Trattienilo il fiato
ancora un secondo

I polmoni si attaccano alle costole
sembra le vogliano rompere
lo stomaco sigillato
non ci entrerebbe una goccia
muscoli tesi
come i fili della luce
pieni di correnti
basta sforarli
caos di scintille
e salta tutto

Ma basta che trattieni il fiato
un secondo
Ma quanto durano i secondi?

Energia distruttiva latente
sotto uno strato di pelle morbida
da cui non traspare niente
la curva della guancia
che si intreccia col sorriso
culla gli occhi attenti
apparentemente tranquilli
tutto deve restare
apparentemente tranquillo

Cade un bicchiere dal tavolo
silenzio che urla a squarciagola
poi
fragore di vetro infranto
libertà frustrante

Momenti

Il freddo sotto la pelle

il buio infondo agli occhi

lì dove spinge le lacrime

e solletica le palpebre

 

Ma non piangi

e cammini in punta di piedi

sull’orlo del labbro inferiore che trema

Per il pianto di freddo

Per il pianto di vita

Scudi antibomba

Ho capito perché scappate tutti
perché c’ho le bombe nel cuore
e c’avete paura che se una scoppia
scoppio tutta anche io
e anche voi che siete vicino.

Ci deve essere un punto di vicinanza
che se è oltrepassato viene un messaggio
– attenzione questa c’ha le bombe nel cuore –
e via tutti più lontano possibile,
scudi antibomba per parlare
che quasi non si capisce quello che si dice
ma almeno siete al sicuro.

Che poi io lo so che c’ho questo problema
bastava chiedere prima di superare il confine
avrei detto che si, c’ho le bombe nel cuore
ma che non sono bombe pericolose per chi è fuori;
al massimo potete rimanerci male degli occhi
che gli occhi di chi gli è appena scoppiata una bomba nel cuore sono difficili da guardare
bruciano un po’ nello stomaco di chi li guarda
ma niente di più di un bicchierino di vodka.

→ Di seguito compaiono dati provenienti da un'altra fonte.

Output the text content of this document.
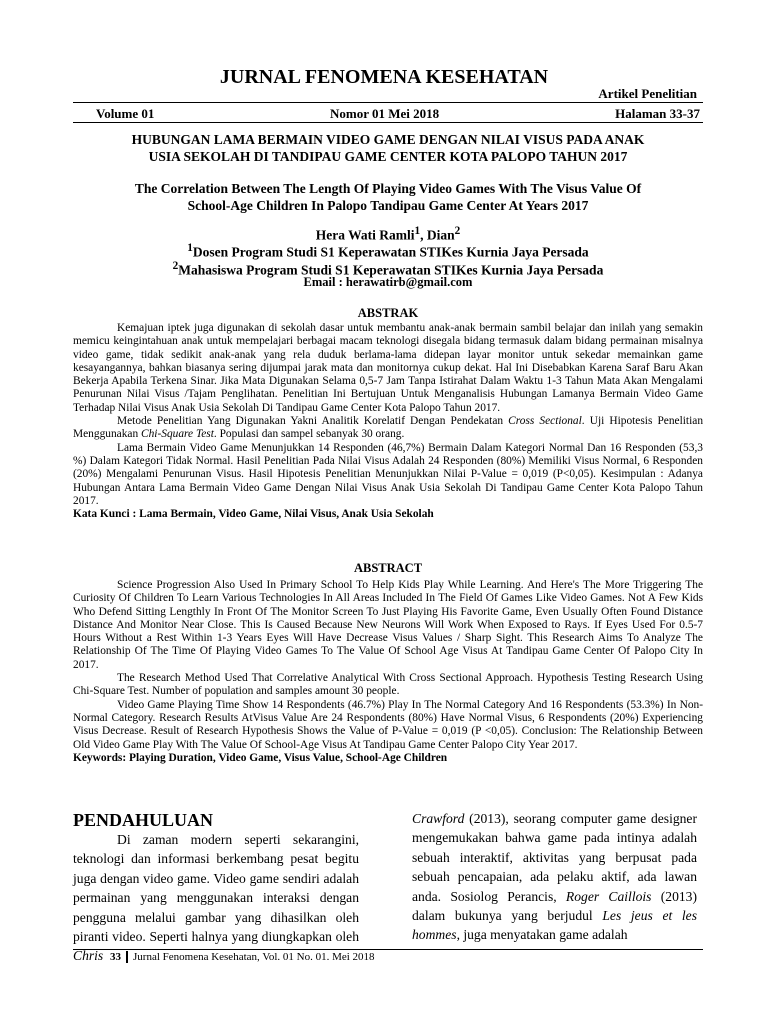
JURNAL FENOMENA KESEHATAN
Artikel Penelitian
Volume 01	Nomor 01 Mei 2018	Halaman 33-37
HUBUNGAN LAMA BERMAIN VIDEO GAME DENGAN NILAI VISUS PADA ANAK
USIA SEKOLAH DI TANDIPAU GAME CENTER KOTA PALOPO TAHUN 2017
The Correlation Between The Length Of Playing Video Games With The Visus Value Of
School-Age Children In Palopo Tandipau Game Center At Years 2017
Hera Wati Ramli$^1$, Dian$^2$
$^1$Dosen Program Studi S1 Keperawatan STIKes Kurnia Jaya Persada
$^2$Mahasiswa Program Studi S1 Keperawatan STIKes Kurnia Jaya Persada
Email : herawatirb@gmail.com
ABSTRAK

Kemajuan iptek juga digunakan di sekolah dasar untuk membantu anak-anak bermain sambil belajar dan inilah yang semakin memicu keingintahuan anak untuk mempelajari berbagai macam teknologi disegala bidang termasuk dalam bidang permainan misalnya video game, tidak sedikit anak-anak yang rela duduk berlama-lama didepan layar monitor untuk sekedar memainkan game kesayangannya, bahkan biasanya sering dijumpai jarak mata dan monitornya cukup dekat. Hal Ini Disebabkan Karena Saraf Baru Akan Bekerja Apabila Terkena Sinar. Jika Mata Digunakan Selama 0,5-7 Jam Tanpa Istirahat Dalam Waktu 1-3 Tahun Mata Akan Mengalami Penurunan Nilai Visus /Tajam Penglihatan. Penelitian Ini Bertujuan Untuk Menganalisis Hubungan Lamanya Bermain Video Game Terhadap Nilai Visus Anak Usia Sekolah Di Tandipau Game Center Kota Palopo Tahun 2017.

Metode Penelitian Yang Digunakan Yakni Analitik Korelatif Dengan Pendekatan Cross Sectional. Uji Hipotesis Penelitian Menggunakan Chi-Square Test. Populasi dan sampel sebanyak 30 orang.

Lama Bermain Video Game Menunjukkan 14 Responden (46,7%) Bermain Dalam Kategori Normal Dan 16 Responden (53,3 %) Dalam Kategori Tidak Normal. Hasil Penelitian Pada Nilai Visus Adalah 24 Responden (80%) Memiliki Visus Normal, 6 Responden (20%) Mengalami Penurunan Visus. Hasil Hipotesis Penelitian Menunjukkan Nilai P-Value = 0,019 (P<0,05). Kesimpulan : Adanya Hubungan Antara Lama Bermain Video Game Dengan Nilai Visus Anak Usia Sekolah Di Tandipau Game Center Kota Palopo Tahun 2017.

Kata Kunci : Lama Bermain, Video Game, Nilai Visus, Anak Usia Sekolah

ABSTRACT

Science Progression Also Used In Primary School To Help Kids Play While Learning. And Here's The More Triggering The Curiosity Of Children To Learn Various Technologies In All Areas Included In The Field Of Games Like Video Games. Not A Few Kids Who Defend Sitting Lengthly In Front Of The Monitor Screen To Just Playing His Favorite Game, Even Usually Often Found Distance Distance And Monitor Near Close. This Is Caused Because New Neurons Will Work When Exposed to Rays. If Eyes Used For 0.5-7 Hours Without a Rest Within 1-3 Years Eyes Will Have Decrease Visus Values / Sharp Sight. This Research Aims To Analyze The Relationship Of The Time Of Playing Video Games To The Value Of School Age Visus At Tandipau Game Center Of Palopo City In 2017.

The Research Method Used That Correlative Analytical With Cross Sectional Approach. Hypothesis Testing Research Using Chi-Square Test. Number of population and samples amount 30 people.

Video Game Playing Time Show 14 Respondents (46.7%) Play In The Normal Category And 16 Respondents (53.3%) In Non-Normal Category. Research Results AtVisus Value Are 24 Respondents (80%) Have Normal Visus, 6 Respondents (20%) Experiencing Visus Decrease. Result of Research Hypothesis Shows the Value of P-Value = 0,019 (P <0,05). Conclusion: The Relationship Between Old Video Game Play With The Value Of School-Age Visus At Tandipau Game Center Palopo City Year 2017.

Keywords: Playing Duration, Video Game, Visus Value, School-Age Children

PENDAHULUAN

Di zaman modern seperti sekarangini, teknologi dan informasi berkembang pesat begitu juga dengan video game. Video game sendiri adalah permainan yang menggunakan interaksi dengan pengguna melalui gambar yang dihasilkan oleh piranti video. Seperti halnya yang diungkapkan oleh Chris

Crawford (2013), seorang computer game designer mengemukakan bahwa game pada intinya adalah sebuah interaktif, aktivitas yang berpusat pada sebuah pencapaian, ada pelaku aktif, ada lawan anda. Sosiolog Perancis, Roger Caillois (2013) dalam bukunya yang berjudul Les jeus et les hommes, juga menyatakan game adalah

33 Jurnal Fenomena Kesehatan, Vol. 01 No. 01. Mei 2018
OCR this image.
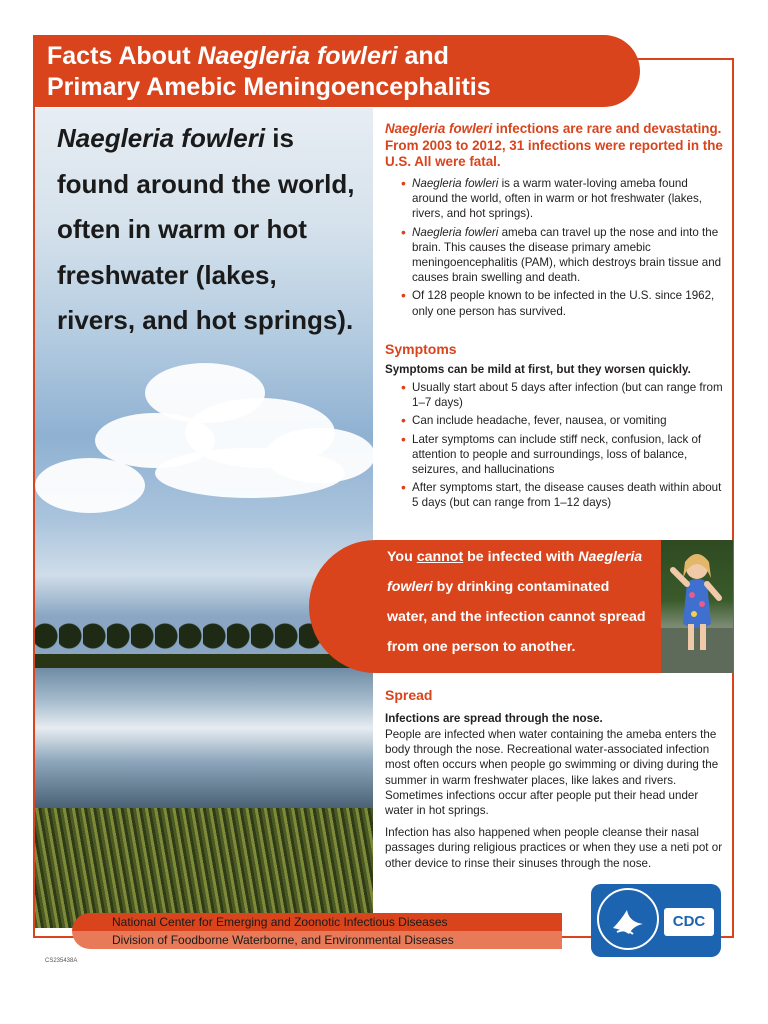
Facts About Naegleria fowleri and
Primary Amebic Meningoencephalitis
Naegleria fowleri is found around the world, often in warm or hot freshwater (lakes, rivers, and hot springs).
Naegleria fowleri infections are rare and devastating. From 2003 to 2012, 31 infections were reported in the U.S. All were fatal.
• Naegleria fowleri is a warm water-loving ameba found around the world, often in warm or hot freshwater (lakes, rivers, and hot springs).
• Naegleria fowleri ameba can travel up the nose and into the brain. This causes the disease primary amebic meningoencephalitis (PAM), which destroys brain tissue and causes brain swelling and death.
• Of 128 people known to be infected in the U.S. since 1962, only one person has survived.
Symptoms
Symptoms can be mild at first, but they worsen quickly.
• Usually start about 5 days after infection (but can range from 1–7 days)
• Can include headache, fever, nausea, or vomiting
• Later symptoms can include stiff neck, confusion, lack of attention to people and surroundings, loss of balance, seizures, and hallucinations
• After symptoms start, the disease causes death within about 5 days (but can range from 1–12 days)
You cannot be infected with Naegleria fowleri by drinking contaminated water, and the infection cannot spread from one person to another.
Spread
Infections are spread through the nose.

People are infected when water containing the ameba enters the body through the nose. Recreational water-associated infection most often occurs when people go swimming or diving during the summer in warm freshwater places, like lakes and rivers. Sometimes infections occur after people put their head under water in hot springs.

Infection has also happened when people cleanse their nasal passages during religious practices or when they use a neti pot or other device to rinse their sinuses through the nose.

National Center for Emerging and Zoonotic Infectious Diseases
Division of Foodborne Waterborne, and Environmental Diseases
CDC
CS235438A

C’è la possibilità che il fumo polveroso dell’esplosione di bomba nel cuore
li faccia lacrimare, quegli occhi.
Ma tranquilli, non è tristezza
è fumo e polvere che si appiccicano agli occhi
che si autopuliscono usando le lacrime.

Il problema delle bombe
oltre alle persone che le sanno e che scappano
è la terra bruciata che rimane
dopo le esplosioni.
Tabula rasa di sensazioni
sterminio di bruchi che sarebbero diventati
forse un giorno
farfalle per lo stomaco.

E non bastano le parole rimbombate che vengono da dietro gli scudi antibomba
c’avrei bisogno che tu rimanessi vicino
oltre la linea del messaggio.
Uomo avvisato mezzo salvato.
Portati il maalox per lo stomaco.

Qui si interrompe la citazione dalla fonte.